大谷翔平投手(ロサンゼルス・エンゼルス)が7月27日、歴史的な投打を見せた。この日、コメリカ・パークでのデトロイト・タイガーズのダブルヘッダーの第1試合でMLB初完投初完封で9勝目をあげると第2試合で37号2ランと38号ソロを連発した。
許したヒットはわずか1本。自己最多タイの111球で、メジャーに来て6年目のシーズンで初めて9回を投げ切った。渡米してからはトミー・ジョン手術を受けた影響もあり2019年は登板なし、20年は2試合のみで、今季はMLB実質4度目のフルシーズンでの初完投初完封となった。NPB北海道日本ハムファイターズ時代には7試合の完封を記録。日本ラスト登板となった2017年10月4日の対オリックス戦以来の完封でもあった。
45分後に始まる第2試合の前には会見。「ダブルヘッダーの1戦目だったので、チーム的にも個人的にももちろん良かった」と笑顔を見せた。
アーチを量産し、打率も3割をキープしていた打撃が凄すぎて、マウンドでは8勝をあげても驚かれるような投球内容ではなかったが、この完封で唯一無二の「二刀流」プレーヤーの才能を見せつけた。
これまでは大谷がサインを出していたが、この日は4回から、捕手のウォラックにリードを委ねた。投げることに集中したのか。ひとりではなく、チームメートと勝つことを求めたのか。前日、エンゼルスはシカゴ・ホワイトソックスからエース格のルーカス・ジオリトとセットアッパーのレイナルド・ロペスの2投手を球団プロスペクトランキング2、3位の若手と交換トレードで獲得。
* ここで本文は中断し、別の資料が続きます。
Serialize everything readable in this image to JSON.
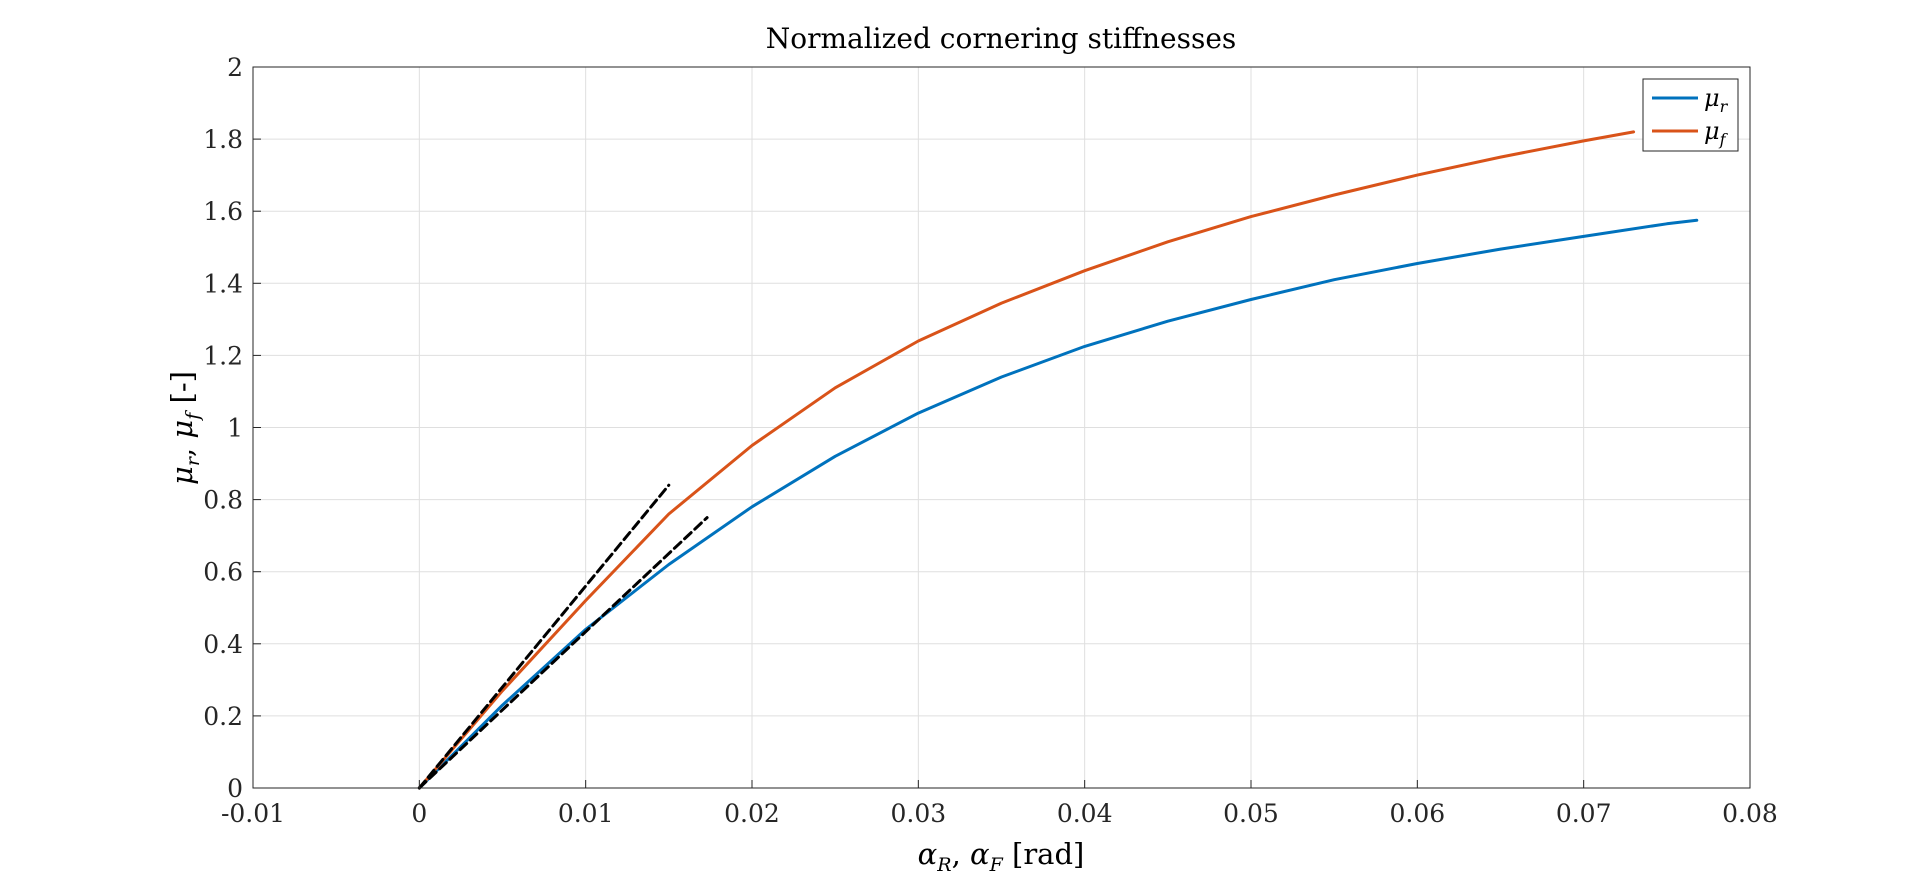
{
  "chart_data": {
    "type": "line",
    "title": "Normalized cornering stiffnesses",
    "xlabel": "αR, αF [rad]",
    "ylabel": "μr, μf [-]",
    "xlim": [
      -0.01,
      0.08
    ],
    "ylim": [
      0,
      2
    ],
    "xticks": [
      -0.01,
      0,
      0.01,
      0.02,
      0.03,
      0.04,
      0.05,
      0.06,
      0.07,
      0.08
    ],
    "xtick_labels": [
      "-0.01",
      "0",
      "0.01",
      "0.02",
      "0.03",
      "0.04",
      "0.05",
      "0.06",
      "0.07",
      "0.08"
    ],
    "yticks": [
      0,
      0.2,
      0.4,
      0.6,
      0.8,
      1,
      1.2,
      1.4,
      1.6,
      1.8,
      2
    ],
    "ytick_labels": [
      "0",
      "0.2",
      "0.4",
      "0.6",
      "0.8",
      "1",
      "1.2",
      "1.4",
      "1.6",
      "1.8",
      "2"
    ],
    "grid": true,
    "legend": "top-right",
    "series": [
      {
        "name": "μr",
        "color": "#0072BD",
        "style": "solid",
        "x": [
          0,
          0.005,
          0.01,
          0.015,
          0.02,
          0.025,
          0.03,
          0.035,
          0.04,
          0.045,
          0.05,
          0.055,
          0.06,
          0.065,
          0.07,
          0.075,
          0.0768
        ],
        "y": [
          0,
          0.23,
          0.44,
          0.62,
          0.78,
          0.92,
          1.04,
          1.14,
          1.225,
          1.295,
          1.355,
          1.41,
          1.455,
          1.495,
          1.53,
          1.565,
          1.575
        ]
      },
      {
        "name": "μf",
        "color": "#D95319",
        "style": "solid",
        "x": [
          0,
          0.005,
          0.01,
          0.015,
          0.02,
          0.025,
          0.03,
          0.035,
          0.04,
          0.045,
          0.05,
          0.055,
          0.06,
          0.065,
          0.07,
          0.073
        ],
        "y": [
          0,
          0.27,
          0.52,
          0.76,
          0.95,
          1.11,
          1.24,
          1.345,
          1.435,
          1.515,
          1.585,
          1.645,
          1.7,
          1.75,
          1.795,
          1.82
        ]
      },
      {
        "color": "#000000",
        "style": "dashed",
        "x": [
          0,
          0.015
        ],
        "y": [
          0,
          0.84
        ]
      },
      {
        "color": "#000000",
        "style": "dashed",
        "x": [
          0,
          0.0173
        ],
        "y": [
          0,
          0.75
        ]
      }
    ]
  }
}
8月1日のトレードデッドラインを前に、売り手から買い手に回ったことで、うわさされていた大谷のトレードもほぼ消滅した。
「残るというか、エンゼルスで最後までプレーするつもりで今までやってきましたし、ただ周りの声も含めて気持ちもスッキリ臨めたので、これからプレーオフを目指して頑張りたいなと思います」と話す表情はすっきりした印象だった。
第2試合にも「2番・指名打者」で先発出場した大谷は2回に左越えの37号2ラン。4回にもバックスクリーン右へ38号ソロを豪快に叩き込んで、周囲を唖然とさせた。ただし、2打席連続弾を放った際に左わき腹を押さえるような仕草を見せ、途中交代。球団からは「けいれん」と発表され、連勝後にはフィル・ネビン監督が「明日の試合には出場する」と話し、激動の1日は終わった。
ア・リーグの本塁打王争いで独走状態の猛打に合わせ、大谷のトレーディングカードはどんなカードでも売れる状態が続いている。米国の大手オークションハウス「Goldin Auctions」では8月3日に終了する最新のロットで、68件ものシングルカードが出品されている。日本国内ではミント各店舗、「MINTモール」でも多くの大谷カードが販売されている。もちろん、2018年に発行されたルーキーカードが一番人気だが、ファイターズ時代のカードも市場価格を上げている。
エンゼルス残留でプレーオフ進出へ集中できれば、この日のように投球でも、打撃なみの記録ラッシュが続くかもしれない。そうなれば「投手・大谷」のカードも「打者・大谷」のカードと同じように、さらに価値を高め、大谷カードのこれまでとは規模の違う大フィーバーがやって来る。